The Italian made the comments as European leaders headed to Brussels for a crunch summit aimed at getting a firm grip on the euro zone debt crisis, with France and Germany at odds over how much the ECB should be involved in the policy response.
"The Eurosystem is determined, with its non-conventional measures, to prevent malfunctioning in the money and financial markets creating an obstacle to monetary transmission," Draghi said at a conference in Rome.
The ECB's non-standard policy measures - the crisis response it has rolled out on top of interest rate policy moves - have also included the provision of unlimited liquidity to banks, and purchases of covered bonds.
In its latest provision of funds, the ECB lent banks €57 billion today in the first of two new offerings of one-year loans designed to give institutions greater funding security and neutralise the threat of a new credit crunch.
In his Rome comments, Draghi used language similar to that employed by the ECB to explain the reactivation of its bond-buying programme in August, when it said the programme was aimed at "restoring a better transmission of our monetary policy decisions taking account of dysfunctional market segments".

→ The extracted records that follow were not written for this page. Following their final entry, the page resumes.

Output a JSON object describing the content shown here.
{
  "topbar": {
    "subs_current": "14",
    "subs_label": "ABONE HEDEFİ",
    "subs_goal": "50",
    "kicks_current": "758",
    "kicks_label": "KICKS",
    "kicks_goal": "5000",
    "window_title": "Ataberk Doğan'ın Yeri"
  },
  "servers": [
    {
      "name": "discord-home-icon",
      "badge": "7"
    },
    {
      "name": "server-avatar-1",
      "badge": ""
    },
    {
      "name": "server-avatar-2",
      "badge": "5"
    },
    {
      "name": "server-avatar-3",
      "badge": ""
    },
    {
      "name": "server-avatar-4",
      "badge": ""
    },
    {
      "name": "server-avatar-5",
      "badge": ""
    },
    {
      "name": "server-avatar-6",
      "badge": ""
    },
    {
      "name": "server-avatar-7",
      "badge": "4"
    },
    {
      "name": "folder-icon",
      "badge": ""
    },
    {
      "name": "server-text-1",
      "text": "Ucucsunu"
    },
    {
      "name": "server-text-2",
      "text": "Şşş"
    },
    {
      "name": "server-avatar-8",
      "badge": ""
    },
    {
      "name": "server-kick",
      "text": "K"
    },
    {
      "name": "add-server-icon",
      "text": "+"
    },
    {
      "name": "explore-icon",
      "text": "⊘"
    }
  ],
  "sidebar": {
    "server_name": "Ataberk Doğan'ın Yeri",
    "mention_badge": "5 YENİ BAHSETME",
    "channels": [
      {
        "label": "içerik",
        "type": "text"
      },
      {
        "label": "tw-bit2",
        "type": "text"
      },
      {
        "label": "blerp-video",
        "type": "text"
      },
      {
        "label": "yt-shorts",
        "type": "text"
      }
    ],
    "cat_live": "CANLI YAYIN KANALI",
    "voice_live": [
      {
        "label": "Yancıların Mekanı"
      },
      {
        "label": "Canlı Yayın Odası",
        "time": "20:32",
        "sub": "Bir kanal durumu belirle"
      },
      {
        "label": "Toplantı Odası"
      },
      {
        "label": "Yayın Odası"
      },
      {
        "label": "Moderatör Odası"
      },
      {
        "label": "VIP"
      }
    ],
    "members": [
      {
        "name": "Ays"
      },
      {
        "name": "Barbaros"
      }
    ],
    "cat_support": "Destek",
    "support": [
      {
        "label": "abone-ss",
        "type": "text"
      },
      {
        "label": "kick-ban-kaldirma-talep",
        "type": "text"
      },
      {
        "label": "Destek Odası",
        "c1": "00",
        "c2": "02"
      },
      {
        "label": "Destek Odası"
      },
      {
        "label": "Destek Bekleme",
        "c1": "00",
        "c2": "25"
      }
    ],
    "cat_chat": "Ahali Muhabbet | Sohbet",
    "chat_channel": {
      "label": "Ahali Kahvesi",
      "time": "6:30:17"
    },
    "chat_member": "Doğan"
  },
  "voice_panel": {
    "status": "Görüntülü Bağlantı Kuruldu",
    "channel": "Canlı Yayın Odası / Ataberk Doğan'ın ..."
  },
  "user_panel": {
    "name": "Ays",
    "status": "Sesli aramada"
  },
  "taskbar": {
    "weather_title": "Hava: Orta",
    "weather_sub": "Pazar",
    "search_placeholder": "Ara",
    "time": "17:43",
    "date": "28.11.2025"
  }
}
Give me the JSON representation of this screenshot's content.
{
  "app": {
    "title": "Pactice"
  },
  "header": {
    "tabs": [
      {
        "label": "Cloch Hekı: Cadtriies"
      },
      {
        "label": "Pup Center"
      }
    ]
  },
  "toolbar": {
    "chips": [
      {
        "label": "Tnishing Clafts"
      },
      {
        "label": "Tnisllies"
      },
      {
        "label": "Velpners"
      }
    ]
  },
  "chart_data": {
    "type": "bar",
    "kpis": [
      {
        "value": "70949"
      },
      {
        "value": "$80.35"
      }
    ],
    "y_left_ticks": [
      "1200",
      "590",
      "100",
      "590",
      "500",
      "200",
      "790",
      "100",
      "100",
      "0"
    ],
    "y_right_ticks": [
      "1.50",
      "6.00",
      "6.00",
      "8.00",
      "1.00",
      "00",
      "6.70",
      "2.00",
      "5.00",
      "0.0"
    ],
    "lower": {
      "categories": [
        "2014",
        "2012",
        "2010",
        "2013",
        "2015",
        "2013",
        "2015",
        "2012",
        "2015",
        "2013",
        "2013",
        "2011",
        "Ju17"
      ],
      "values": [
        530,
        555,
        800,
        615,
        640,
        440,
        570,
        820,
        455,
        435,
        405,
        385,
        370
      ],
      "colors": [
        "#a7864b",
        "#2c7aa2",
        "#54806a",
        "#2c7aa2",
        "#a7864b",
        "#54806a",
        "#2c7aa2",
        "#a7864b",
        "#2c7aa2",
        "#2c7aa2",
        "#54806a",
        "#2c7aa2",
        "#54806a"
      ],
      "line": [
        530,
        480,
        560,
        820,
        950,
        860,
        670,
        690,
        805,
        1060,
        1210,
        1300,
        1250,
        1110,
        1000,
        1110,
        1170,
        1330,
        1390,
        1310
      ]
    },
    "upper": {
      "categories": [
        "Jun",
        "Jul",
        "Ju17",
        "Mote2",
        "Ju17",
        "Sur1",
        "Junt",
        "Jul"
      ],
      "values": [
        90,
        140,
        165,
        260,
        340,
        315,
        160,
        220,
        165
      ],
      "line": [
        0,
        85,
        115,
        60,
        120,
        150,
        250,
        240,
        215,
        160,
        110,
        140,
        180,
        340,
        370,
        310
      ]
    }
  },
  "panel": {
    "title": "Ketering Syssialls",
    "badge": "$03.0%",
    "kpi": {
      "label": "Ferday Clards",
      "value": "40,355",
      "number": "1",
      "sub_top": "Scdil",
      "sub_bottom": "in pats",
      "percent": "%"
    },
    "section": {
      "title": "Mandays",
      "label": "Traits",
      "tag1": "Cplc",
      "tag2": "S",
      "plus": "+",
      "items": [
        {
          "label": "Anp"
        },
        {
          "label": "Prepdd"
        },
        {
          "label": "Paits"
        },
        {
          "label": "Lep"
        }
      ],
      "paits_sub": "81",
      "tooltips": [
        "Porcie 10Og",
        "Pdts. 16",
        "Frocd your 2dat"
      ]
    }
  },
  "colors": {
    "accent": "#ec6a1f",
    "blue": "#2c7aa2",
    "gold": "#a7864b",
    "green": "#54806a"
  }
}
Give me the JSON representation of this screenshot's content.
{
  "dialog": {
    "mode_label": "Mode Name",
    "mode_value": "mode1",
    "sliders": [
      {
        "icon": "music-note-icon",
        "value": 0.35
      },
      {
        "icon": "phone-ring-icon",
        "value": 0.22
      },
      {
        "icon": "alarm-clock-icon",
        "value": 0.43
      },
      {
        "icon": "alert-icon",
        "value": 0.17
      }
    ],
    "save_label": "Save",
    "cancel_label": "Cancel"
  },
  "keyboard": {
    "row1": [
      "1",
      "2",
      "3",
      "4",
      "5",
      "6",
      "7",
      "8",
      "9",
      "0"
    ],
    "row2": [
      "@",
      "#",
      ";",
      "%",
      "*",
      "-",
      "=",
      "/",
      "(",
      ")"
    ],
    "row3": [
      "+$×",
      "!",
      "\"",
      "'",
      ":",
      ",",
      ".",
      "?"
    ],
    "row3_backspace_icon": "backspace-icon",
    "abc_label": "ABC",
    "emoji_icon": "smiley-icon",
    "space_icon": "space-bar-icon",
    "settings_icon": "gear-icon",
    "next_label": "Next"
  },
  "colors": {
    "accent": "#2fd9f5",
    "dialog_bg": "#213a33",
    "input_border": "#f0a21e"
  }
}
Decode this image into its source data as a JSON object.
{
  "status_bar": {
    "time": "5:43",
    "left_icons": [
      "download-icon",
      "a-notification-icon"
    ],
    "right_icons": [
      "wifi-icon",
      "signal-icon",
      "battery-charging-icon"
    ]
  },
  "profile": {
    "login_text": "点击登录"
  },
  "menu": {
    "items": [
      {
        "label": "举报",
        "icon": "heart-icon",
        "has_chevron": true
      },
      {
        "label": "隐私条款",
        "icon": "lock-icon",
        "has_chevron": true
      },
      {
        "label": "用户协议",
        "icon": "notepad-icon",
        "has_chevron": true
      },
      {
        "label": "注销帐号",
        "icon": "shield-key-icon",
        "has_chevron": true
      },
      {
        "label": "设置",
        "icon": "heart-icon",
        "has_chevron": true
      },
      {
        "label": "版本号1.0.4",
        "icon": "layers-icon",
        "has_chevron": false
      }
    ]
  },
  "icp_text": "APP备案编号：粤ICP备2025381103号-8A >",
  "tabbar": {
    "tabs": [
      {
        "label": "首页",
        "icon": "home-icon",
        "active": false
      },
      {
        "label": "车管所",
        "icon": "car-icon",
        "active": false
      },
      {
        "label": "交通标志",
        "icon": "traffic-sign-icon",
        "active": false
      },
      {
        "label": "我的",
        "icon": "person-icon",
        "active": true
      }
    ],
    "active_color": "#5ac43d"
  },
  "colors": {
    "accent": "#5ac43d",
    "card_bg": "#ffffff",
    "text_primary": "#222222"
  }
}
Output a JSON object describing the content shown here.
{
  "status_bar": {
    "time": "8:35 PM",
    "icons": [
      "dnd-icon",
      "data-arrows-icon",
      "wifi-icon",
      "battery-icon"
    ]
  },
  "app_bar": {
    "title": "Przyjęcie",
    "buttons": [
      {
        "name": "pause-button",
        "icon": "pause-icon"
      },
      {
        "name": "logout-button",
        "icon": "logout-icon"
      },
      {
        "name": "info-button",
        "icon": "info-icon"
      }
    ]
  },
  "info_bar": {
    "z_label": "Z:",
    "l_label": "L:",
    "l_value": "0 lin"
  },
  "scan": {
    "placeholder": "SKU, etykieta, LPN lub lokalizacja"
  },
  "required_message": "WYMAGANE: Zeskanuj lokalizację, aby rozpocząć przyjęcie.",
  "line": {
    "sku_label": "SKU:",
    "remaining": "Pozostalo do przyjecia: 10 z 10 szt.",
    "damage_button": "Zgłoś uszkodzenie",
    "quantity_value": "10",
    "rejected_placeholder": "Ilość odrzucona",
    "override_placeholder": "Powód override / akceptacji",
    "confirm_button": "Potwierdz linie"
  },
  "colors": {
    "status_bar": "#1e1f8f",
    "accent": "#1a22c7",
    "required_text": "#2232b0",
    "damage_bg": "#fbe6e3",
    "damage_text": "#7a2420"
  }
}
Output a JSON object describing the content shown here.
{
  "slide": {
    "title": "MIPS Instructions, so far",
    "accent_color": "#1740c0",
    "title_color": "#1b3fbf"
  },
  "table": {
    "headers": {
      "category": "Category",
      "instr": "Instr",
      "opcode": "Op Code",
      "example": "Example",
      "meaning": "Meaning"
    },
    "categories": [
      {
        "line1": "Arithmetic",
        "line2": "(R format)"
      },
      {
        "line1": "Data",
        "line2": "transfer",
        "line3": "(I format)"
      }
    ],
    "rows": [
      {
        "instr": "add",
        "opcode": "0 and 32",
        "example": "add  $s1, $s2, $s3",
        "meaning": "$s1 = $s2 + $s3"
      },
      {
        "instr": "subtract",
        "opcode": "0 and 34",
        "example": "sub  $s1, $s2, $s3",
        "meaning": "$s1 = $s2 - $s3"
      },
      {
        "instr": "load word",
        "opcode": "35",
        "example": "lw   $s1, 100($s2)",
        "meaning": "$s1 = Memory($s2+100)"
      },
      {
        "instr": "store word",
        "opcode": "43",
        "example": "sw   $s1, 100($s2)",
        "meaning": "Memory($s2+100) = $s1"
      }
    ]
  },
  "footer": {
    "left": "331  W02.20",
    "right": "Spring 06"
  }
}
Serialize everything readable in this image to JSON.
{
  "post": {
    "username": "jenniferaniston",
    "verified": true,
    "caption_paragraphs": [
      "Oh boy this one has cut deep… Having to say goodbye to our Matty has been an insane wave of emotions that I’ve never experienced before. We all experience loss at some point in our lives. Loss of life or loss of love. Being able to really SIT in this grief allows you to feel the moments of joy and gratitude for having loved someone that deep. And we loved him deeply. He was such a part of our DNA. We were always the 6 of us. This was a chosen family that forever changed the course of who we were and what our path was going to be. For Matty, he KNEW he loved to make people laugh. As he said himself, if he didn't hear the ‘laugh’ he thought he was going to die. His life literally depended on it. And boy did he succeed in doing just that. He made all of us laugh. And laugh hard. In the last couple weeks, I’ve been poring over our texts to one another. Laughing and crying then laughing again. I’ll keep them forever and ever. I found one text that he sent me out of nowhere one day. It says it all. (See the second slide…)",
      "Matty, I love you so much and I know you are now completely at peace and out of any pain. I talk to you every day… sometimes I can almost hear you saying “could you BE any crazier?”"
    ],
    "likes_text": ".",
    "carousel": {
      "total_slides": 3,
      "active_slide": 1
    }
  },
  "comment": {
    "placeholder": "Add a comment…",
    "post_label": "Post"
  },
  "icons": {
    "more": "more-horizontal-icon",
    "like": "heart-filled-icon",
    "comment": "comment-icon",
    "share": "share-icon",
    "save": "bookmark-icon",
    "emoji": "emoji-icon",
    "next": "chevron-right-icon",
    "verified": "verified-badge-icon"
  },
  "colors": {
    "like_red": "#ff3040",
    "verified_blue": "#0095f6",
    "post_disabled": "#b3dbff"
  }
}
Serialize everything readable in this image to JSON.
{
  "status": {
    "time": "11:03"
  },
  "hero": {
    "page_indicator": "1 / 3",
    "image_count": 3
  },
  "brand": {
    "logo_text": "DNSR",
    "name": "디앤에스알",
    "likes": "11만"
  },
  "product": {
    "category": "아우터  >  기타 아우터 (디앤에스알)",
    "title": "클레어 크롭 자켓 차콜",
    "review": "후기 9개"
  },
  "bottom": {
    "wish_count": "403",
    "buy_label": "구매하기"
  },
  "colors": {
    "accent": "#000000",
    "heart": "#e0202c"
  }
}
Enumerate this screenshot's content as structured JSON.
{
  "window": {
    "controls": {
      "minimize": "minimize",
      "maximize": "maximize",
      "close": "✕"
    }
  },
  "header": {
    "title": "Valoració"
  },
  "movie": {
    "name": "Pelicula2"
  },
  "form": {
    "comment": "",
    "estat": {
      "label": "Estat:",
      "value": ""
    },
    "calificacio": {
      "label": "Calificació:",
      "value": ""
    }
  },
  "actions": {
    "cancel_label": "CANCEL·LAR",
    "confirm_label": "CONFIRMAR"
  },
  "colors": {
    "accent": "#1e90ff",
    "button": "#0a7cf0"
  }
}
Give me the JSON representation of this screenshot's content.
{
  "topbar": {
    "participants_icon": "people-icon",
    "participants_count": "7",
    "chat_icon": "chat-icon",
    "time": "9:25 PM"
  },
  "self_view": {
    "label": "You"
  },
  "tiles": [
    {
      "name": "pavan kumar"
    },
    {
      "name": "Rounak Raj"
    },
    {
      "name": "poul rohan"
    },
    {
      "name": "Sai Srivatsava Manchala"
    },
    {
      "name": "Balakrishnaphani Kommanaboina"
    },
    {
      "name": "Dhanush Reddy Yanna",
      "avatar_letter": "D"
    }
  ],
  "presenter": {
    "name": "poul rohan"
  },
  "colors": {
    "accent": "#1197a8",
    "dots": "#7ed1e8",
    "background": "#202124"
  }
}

The central bank launched its bond-buying plan in May last year, intervening in debt markets to lower the borrowing costs of countries hit by the debt crisis that has since escalated and now risks tipping the world's leading economies into recession.
The decision to reactivate the programme in August and buy the bonds of Italy and Spain came after they appeared to be getting dragged into the debt crisis.
The decision was far from unanimous, however, and led to the resignation of Jurgen Stark - the second heavyweight German policymaker to quit the ECB this year over the plan.
Bundesbank chief Axel Weber, who had been in pole position to succeed Trichet, departed in April and in doing so opened the way for Draghi to take the ECB presidency.
Trichet had signalled that the ECB was looking to withdraw from the bond-buying policy once the euro zone's EFSF rescue fund gained new powers to intervene on bond markets.
Italy pays higher rates to borrow
Earlier, Italy paid sharply higher rates to borrow €10.5 billion in a sign of investor unease ahead of a key EU summit at which premier Silvio Berlusconi is expected to unveil last-minute economic reforms.
Rome issued €8.5 billion in six-month bonds as well as €2 billion in two-year treasury bonds with a demand of over €17 billion, the Bank of Italy said. Yields on six-month bonds rose sharply to 3.535% compared to 3.071% in a similar sale on September 27 while the interest on the 2-year coupons rose to 4.628% from 4.511%.
Despite adopting draconian austerity measures over the last few months in order to balance Italy's budget by 2013 and reduce its colossal debt mountain of $1.9 trillion, Rome has not managed to reassure investors.